だいたい宅建のテキストでは、このような書き方で、結論はわかるけど「理解」という点では「?」という感じの人が多いでしょう。そもそも不法行為による損害賠償請求権は「期限の定めのない債務」と言われます。まあ、これはそうでしょう。不法行為というのは、突発的に起こるものであって、たとえば事故の損害賠償金について支払期限を定めてから事故を起こす人というのはいないでしょう。
そして、一般的に期限の定めのない債務は、いつから履行遅滞になるのか、というのが、最初の問題点です。これについては、意外ですが、少なくとも私が調べた平成に入ってからの宅建本試験で直接問われたことはないと思います。そこで、一般的に期限の定めのない債務は、いつから履行遅滞になるのか、という点から解説します。
まず、期限の定めのない債務は、債権者は「いつでも請求」できます。だから、債権者は「いつでも権利行使可能」ということで、消滅時効の起算点の話のときには、債権成立の時から消滅時効は進行するということになります。
そして、本問のいつから履行遅滞になるのかという問題では、債務者の立場から考えます。つまり、いつから履行遅滞になるのかという問題は、債務者は履行遅滞の効果である解除や損害賠償を請求されてもやむを得ないのはいつなのか?というのが履行遅滞になる時期の問題です。ということは、債権者から何も請求されていない段階で、「履行遅滞だ。だから損害賠償しろ!」と言われても困ります。債権者が請求しているにもかかわらず、それを無視して履行しない場合には、これは責任を追及されても仕方がありません。そこで、「債権者の請求があった時」から履行遅滞になります。

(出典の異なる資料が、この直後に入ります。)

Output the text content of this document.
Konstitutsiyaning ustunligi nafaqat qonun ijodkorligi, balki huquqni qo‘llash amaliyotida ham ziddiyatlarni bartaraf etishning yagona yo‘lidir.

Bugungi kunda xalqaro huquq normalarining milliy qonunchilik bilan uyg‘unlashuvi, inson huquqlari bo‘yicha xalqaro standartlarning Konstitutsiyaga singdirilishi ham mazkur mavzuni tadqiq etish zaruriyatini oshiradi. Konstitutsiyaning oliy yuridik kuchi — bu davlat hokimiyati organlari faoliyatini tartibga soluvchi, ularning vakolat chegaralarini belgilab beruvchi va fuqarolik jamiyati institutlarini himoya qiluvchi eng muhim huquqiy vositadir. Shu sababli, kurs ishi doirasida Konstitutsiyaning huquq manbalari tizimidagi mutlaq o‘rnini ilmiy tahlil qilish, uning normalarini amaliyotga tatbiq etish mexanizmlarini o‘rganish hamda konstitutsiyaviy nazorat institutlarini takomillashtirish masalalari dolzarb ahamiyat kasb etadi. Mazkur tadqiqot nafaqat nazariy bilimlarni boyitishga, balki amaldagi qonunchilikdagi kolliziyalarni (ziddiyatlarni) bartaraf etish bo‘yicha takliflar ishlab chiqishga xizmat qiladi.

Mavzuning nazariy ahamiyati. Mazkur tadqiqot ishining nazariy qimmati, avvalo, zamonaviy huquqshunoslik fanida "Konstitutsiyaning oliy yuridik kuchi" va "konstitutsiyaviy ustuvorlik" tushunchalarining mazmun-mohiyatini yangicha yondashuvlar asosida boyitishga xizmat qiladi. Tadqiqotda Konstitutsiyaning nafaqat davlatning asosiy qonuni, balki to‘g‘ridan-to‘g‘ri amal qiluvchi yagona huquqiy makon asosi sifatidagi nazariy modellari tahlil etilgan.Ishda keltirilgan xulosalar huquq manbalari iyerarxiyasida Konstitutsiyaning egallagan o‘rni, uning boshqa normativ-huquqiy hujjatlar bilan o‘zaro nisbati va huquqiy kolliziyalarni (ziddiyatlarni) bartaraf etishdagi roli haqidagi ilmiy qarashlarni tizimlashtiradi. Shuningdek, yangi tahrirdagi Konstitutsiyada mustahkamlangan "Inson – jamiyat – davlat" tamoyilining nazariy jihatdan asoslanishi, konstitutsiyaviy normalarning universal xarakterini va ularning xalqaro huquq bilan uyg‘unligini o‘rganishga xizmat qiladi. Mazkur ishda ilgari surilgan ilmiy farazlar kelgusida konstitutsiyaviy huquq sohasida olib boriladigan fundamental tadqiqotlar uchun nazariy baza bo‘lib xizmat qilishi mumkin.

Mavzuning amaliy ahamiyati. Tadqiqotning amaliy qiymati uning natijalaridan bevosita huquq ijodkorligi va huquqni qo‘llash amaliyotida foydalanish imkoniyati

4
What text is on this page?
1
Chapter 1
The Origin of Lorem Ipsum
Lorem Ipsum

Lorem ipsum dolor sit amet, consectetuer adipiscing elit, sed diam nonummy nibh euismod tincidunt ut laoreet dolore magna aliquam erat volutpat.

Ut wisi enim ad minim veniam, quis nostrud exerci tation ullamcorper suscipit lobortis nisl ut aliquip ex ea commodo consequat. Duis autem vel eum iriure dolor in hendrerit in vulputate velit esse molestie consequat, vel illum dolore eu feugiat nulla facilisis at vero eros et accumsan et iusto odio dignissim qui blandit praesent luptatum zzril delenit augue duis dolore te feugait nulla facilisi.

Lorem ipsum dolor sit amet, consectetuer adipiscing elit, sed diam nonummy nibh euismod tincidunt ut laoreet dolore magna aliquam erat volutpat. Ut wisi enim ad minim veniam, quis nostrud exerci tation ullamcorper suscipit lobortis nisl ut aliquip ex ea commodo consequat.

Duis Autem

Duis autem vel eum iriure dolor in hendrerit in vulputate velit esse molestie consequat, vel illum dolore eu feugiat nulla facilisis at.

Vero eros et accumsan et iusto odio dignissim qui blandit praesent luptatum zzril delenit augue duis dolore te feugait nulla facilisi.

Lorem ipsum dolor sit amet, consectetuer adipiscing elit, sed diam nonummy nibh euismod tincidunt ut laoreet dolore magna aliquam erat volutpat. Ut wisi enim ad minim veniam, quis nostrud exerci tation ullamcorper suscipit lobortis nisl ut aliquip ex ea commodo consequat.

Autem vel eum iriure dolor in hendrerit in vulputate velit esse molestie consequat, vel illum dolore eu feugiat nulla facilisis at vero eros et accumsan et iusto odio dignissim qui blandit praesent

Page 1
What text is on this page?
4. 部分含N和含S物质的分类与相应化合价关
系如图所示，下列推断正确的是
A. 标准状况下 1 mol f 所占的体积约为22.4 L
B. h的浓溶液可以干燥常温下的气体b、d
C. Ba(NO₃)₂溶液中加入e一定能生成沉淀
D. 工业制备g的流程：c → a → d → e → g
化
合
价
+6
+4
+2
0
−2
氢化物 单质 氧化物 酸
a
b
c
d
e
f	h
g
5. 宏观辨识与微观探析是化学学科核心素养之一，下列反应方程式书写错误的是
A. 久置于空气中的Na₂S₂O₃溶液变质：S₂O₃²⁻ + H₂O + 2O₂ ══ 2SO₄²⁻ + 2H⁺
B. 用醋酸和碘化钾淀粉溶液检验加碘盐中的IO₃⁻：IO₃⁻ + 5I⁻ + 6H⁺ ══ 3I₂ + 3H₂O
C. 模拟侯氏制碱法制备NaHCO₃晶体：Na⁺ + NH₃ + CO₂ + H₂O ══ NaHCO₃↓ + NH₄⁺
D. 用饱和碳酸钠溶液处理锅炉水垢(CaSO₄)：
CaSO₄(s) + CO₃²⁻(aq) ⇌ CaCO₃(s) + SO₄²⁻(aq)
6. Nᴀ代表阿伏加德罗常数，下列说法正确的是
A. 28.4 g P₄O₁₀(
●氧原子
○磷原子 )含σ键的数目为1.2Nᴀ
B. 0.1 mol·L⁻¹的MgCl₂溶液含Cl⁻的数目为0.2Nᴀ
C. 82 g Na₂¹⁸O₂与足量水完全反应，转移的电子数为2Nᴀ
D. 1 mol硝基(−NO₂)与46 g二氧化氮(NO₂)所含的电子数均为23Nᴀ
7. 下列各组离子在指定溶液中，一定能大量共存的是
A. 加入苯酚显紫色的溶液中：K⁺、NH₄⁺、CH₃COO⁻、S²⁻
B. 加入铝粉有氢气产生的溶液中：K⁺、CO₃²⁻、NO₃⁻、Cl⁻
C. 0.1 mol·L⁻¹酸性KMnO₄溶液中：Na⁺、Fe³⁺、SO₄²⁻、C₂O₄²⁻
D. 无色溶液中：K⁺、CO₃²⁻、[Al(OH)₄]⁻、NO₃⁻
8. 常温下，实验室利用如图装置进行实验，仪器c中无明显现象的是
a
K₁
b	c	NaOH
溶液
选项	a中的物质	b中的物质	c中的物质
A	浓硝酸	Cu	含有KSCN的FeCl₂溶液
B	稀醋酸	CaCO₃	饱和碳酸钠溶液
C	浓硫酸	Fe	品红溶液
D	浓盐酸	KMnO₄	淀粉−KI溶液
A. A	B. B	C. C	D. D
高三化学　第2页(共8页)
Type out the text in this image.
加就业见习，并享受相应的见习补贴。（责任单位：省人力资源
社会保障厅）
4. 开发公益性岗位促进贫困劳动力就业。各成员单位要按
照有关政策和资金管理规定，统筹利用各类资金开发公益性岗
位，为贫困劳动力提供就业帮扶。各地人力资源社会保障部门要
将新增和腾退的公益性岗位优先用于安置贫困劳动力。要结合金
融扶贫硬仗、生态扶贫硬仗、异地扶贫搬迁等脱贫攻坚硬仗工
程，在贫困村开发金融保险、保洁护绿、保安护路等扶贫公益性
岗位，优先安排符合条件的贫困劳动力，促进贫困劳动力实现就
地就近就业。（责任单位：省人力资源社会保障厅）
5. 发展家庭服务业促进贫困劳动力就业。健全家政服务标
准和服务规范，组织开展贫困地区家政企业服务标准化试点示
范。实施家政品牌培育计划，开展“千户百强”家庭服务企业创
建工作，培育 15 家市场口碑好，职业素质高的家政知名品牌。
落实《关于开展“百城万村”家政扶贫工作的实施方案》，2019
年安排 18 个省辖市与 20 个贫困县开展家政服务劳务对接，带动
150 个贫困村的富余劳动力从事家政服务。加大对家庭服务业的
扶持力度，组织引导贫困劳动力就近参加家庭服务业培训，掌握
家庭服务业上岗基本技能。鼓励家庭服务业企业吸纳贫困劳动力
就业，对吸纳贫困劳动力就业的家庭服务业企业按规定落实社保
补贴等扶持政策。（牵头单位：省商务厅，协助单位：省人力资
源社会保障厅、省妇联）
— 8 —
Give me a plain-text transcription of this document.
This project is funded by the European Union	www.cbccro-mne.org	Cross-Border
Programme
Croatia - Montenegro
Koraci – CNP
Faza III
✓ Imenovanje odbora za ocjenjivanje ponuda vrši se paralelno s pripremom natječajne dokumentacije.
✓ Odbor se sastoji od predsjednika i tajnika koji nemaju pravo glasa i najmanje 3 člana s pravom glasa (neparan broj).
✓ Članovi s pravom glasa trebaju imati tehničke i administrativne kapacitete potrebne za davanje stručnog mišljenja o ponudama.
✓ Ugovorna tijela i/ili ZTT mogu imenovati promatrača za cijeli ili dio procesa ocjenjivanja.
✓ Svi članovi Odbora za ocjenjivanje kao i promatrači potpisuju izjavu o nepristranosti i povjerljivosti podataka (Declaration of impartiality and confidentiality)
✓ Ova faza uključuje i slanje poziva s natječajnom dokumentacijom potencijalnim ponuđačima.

以上が、一般的に期限の定めのない債務は、いつから履行遅滞になるのかという問題です。
それでは、その理屈を同じ期限の定めのない債務である不法行為による損害賠償請求にも、そのまま当てはめていいのか、ということです。これは、最初に書きましたように、判例は、不法行為による損害賠償請求権は、債権者(つまり被害者)が請求したときからではなく、「損害発生と同時に履行遅滞に陥る」としています。
その理由ですが、あまりややこしいことを書いても、かえって混乱するだけなので、非常にシンプルで他でも応用が効きそうな覚え方を説明しましょう。不法行為の趣旨として、被害者救済というのがあります。不法行為による損害賠償請求権について、被害者(債権者)は、請求をする前に、損害発生と同時に債務者(加害者)が履行遅滞に陥るとした方が、早い時期から履行遅滞になるので、本問にあるように遅延損害金がすぐに発生します。したがって、判例の言うように「損害発生と同時に履行遅滞に陥る」とした方が被害者救済になります。